Friday, July 20, 2012

There's No Place Like Home

Tomorrow my brother and his wife will pack their kids into their minivan and embark on a 4 day drive to an unknown land known as Kansas. They are, as my sister-in-law put it: trading in the ocean waves for waving wheat. Having never moved my family across the country (in fact, I have never lived outside the state of Florida), I can only imagine what kind of excitement and exhaustion and grief must accompany such an upheaval.

I'd like to think that JT and I are here to stay. His job, after all, requires an ocean and we could never handle the drama of Hawaii or California, or the temperatures of even N Carolina or Virginia. I grew up in this same town, and it only took me a year of college in Jacksonville (though I gritted it out another 2 in Gainesville) to know that this town is where I belong. Where we belong, though some might argue that Aquaman belongs more in a Scotland type of environment than in the Sunshine State.

I often find myself wanting everyone I love to belong here too. And it's frustrating, because they don't.

But I bet, even for a family that hasn't yet found their "there", that this whole move thing is pretty exciting. And pretty uncomfortable.
And if there is anything I have learned in life, it's that uncomfortable is one of the best places to be.

I have been lying in bed thinking about it a lot lately, as I drift to sleep. Some might call it morbid. But I think about how comfortable my life has been lately. How loved I feel by my family, how we have more than enough to eat, and we can buy our children toys. There are definitely hard things, but they're small in comparison to the mountains that others are facing, and that, in the past, I too have faced.

Sleepless nights with a very cuddly toddler in a comfortable bed do not compare to nights spent crying and lonely and afraid.
Frustration over my 3 year old's boundless and forceful energy and impulsive behaviors can't compete with the terror of watching a loved one battle a life threatening illness.
And wondering how we're going to save enough for retirement and college and a bigger house is nothing like wondering if you're going to be able to pay the bills tomorrow.

So I think I like to challenge myself with the reality of change, there in the comfort of my husband's arms. How would I handle it?
Cancer.
Accident.
Unemployment.

The kind of things that send a chill down your spine when you think of them. Maybe I just like to thrill myself with the scare. But I think what I love, even more than this, is the still small voice that whispers in my ear during those moments: "everything would be ok."

Because it would.
I so often find myself wanting to protect my children from any pain or fear or suffering in this world, but I forget the many benefits of my own journey. The loss of my brother, my mother's cancer, my difficulty fitting in in jr high school, my struggles with depression in college.

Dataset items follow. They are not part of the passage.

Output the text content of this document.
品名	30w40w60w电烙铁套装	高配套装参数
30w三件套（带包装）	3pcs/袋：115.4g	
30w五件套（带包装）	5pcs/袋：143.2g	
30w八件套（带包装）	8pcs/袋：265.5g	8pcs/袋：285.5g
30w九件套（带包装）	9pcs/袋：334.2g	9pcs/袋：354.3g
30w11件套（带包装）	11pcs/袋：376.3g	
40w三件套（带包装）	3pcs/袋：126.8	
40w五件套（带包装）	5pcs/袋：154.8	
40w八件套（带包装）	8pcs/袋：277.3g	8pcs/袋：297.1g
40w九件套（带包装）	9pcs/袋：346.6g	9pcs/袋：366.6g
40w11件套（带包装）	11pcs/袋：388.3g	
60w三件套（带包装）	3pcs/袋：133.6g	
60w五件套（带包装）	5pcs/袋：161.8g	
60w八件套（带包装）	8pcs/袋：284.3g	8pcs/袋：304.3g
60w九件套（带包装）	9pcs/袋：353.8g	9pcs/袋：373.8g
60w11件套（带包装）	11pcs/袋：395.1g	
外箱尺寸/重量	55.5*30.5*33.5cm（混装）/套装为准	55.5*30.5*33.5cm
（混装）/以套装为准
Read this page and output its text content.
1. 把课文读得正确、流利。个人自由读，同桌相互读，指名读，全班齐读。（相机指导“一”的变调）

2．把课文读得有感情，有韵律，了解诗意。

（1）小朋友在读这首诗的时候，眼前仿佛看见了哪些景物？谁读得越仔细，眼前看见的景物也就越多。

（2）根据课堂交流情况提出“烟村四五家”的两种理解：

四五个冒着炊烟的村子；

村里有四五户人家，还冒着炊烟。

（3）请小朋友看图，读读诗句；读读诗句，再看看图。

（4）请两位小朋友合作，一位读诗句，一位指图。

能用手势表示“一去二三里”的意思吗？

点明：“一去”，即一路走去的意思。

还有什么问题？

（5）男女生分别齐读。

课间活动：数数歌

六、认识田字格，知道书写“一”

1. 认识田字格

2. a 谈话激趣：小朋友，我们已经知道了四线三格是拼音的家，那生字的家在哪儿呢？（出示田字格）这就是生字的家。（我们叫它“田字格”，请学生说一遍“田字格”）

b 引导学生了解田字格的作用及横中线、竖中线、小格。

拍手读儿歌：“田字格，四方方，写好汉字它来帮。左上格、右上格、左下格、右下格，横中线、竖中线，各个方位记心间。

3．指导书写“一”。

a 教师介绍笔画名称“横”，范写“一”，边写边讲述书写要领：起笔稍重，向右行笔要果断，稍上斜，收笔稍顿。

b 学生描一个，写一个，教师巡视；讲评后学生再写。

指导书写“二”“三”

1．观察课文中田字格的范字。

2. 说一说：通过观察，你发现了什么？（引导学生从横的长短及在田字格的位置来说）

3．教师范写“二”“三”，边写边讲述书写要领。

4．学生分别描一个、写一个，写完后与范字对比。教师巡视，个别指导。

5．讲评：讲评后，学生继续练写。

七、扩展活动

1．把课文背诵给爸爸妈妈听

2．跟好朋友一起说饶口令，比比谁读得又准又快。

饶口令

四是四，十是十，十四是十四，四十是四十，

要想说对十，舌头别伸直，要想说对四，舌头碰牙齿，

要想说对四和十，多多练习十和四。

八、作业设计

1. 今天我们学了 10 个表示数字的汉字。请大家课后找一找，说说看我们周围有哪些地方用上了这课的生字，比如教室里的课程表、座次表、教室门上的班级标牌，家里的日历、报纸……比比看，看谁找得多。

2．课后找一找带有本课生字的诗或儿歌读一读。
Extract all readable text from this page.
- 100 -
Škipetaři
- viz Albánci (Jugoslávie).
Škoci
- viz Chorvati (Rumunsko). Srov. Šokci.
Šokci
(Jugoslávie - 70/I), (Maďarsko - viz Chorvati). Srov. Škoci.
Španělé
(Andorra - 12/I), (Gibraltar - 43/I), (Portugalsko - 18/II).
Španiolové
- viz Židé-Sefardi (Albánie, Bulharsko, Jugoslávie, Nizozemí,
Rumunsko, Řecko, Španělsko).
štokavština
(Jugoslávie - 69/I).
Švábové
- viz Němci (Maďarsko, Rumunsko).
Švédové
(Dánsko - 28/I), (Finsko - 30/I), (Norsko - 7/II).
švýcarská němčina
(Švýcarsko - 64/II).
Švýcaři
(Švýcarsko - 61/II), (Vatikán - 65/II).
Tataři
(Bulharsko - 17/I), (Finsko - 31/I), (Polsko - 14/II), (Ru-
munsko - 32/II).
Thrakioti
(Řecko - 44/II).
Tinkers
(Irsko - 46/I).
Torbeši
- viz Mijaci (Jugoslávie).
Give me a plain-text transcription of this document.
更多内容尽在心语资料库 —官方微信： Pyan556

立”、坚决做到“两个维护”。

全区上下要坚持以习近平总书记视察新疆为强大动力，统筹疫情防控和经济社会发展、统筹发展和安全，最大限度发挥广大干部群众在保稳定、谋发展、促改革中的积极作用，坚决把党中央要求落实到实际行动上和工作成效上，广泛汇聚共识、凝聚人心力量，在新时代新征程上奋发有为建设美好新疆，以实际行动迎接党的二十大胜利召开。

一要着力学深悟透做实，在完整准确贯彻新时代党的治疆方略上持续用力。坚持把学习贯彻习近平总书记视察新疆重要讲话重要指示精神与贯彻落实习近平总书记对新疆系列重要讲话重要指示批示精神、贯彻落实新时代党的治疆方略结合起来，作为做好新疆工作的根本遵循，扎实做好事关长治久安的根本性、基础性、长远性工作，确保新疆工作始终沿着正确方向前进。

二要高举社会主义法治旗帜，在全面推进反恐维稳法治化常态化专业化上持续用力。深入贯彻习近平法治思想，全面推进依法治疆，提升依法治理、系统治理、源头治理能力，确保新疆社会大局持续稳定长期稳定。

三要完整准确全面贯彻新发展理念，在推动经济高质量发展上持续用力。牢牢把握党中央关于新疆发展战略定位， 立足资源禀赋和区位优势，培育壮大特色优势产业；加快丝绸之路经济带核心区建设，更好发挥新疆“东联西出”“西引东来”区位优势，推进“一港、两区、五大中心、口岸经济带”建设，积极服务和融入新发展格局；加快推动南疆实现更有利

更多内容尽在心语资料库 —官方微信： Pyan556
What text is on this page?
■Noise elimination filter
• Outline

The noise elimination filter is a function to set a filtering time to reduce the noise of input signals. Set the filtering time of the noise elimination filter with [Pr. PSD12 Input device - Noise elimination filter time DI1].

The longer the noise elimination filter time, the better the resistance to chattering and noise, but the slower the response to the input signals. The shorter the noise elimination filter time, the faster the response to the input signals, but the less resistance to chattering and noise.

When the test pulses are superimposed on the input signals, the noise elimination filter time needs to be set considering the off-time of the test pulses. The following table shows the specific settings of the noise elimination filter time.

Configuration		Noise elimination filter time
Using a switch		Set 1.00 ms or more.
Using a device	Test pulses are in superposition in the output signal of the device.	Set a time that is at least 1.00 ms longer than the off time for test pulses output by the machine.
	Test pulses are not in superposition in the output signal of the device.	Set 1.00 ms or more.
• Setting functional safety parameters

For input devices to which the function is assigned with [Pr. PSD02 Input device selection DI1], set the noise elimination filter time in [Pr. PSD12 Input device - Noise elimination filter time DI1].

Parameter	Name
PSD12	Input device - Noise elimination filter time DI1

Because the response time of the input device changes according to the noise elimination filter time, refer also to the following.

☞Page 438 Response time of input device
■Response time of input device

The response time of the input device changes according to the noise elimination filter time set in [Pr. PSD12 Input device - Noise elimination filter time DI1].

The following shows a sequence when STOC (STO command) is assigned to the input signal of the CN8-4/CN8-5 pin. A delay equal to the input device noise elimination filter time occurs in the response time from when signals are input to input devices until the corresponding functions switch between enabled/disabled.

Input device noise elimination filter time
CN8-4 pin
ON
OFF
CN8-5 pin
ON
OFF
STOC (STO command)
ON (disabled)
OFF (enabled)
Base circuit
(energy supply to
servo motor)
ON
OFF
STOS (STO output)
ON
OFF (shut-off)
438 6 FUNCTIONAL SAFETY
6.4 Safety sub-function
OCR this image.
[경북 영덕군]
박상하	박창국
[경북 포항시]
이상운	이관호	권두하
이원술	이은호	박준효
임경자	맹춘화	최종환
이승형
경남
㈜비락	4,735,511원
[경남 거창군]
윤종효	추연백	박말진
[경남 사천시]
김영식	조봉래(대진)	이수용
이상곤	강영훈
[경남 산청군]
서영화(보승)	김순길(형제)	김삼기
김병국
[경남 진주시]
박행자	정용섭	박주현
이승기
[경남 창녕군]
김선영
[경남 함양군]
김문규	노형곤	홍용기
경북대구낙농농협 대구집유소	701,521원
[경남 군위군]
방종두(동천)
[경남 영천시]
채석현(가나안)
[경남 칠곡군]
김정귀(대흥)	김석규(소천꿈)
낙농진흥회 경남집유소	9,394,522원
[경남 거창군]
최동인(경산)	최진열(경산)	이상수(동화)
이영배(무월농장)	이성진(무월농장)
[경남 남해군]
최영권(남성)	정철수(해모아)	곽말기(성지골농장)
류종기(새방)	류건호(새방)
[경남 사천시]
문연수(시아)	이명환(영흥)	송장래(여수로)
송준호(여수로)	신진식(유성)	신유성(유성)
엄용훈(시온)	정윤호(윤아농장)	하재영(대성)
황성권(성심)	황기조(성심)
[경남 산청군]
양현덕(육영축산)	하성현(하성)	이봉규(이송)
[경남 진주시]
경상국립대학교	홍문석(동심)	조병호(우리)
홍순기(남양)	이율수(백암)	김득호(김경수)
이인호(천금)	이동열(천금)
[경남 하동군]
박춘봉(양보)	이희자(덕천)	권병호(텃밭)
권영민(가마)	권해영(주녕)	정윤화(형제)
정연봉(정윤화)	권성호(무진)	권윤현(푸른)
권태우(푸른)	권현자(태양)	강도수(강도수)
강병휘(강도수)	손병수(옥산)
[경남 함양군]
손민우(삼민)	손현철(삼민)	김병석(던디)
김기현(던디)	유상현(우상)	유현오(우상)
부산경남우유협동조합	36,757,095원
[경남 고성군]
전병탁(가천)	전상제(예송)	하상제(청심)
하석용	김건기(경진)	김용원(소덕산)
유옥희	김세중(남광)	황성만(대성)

In many ways, childhood is a terribly vulnerable time. But in others, it is the best time to encounter the deepest of losses and struggles. It is a resilient time, and a simple time. And it was not the best time of my life, not by far.
The best time of my life has been coming through all of that. Looking back at the steady faith of my parents during extreme upheaval, even when I couldn't understand it. Staring at the silent sky and knowing that I wasn't alone. Running the other way and finding Open Arms behind me. Looking back and seeing one set of footprints in the sand, and knowing that they weren't mine.

Yesterday morning at our daily beach jaunt, the tide was high and the shore pound powerful. Aquaman, my cautious adventurer kept wanting to run farther and farther out into it to challenge himself. Holding his hand and relishing the moment of connectedness, I asked him if he knew what God said about rough water, and he wanted to know.

"“Do not fear, for I have redeemed you; I have summoned you by name; you are mine.  
When you pass through the waters,  I will be with you;
and when you pass through the rivers,
they will not sweep over you."
Isaiah 43:1-2

He really liked that.

I hope that he'll remember that. I pray that I'll remember that as well.
Hopefully some if it, he'll learn from our words, and our example. But true faith is not just handed down from generation to generation.  Faith comes, and is strengthened in passing through the waters, in losing control, and in finding that you never really had control anyway. But that it's better that way.

In the end, this small comfortable and beautiful town is not my home, and I don't belong here.
All of the discomforts and disappointments and terrors in this life serve to remind us of this.

"These all died in faith, not having received the promises, but having seen them afar off, were assured of them, embraced them, and confessed that they were strangers and pilgrims on the earth....
But now they desire a better, that is, a heavenly country. Therefore, God is not ashamed to be called their God, for He has prepared a city for them."
Hebrews 11: 13,16

Aquaman has been asking me a lot about Heaven lately. ("How did God make ALL that carpet??" because I told him there were no skinned knees there). I've been enjoying studying about it more, so I'd be able to explain it better to him. But the best way I've been able to tell it so far is this: it's our REAL home. And there's no place like home.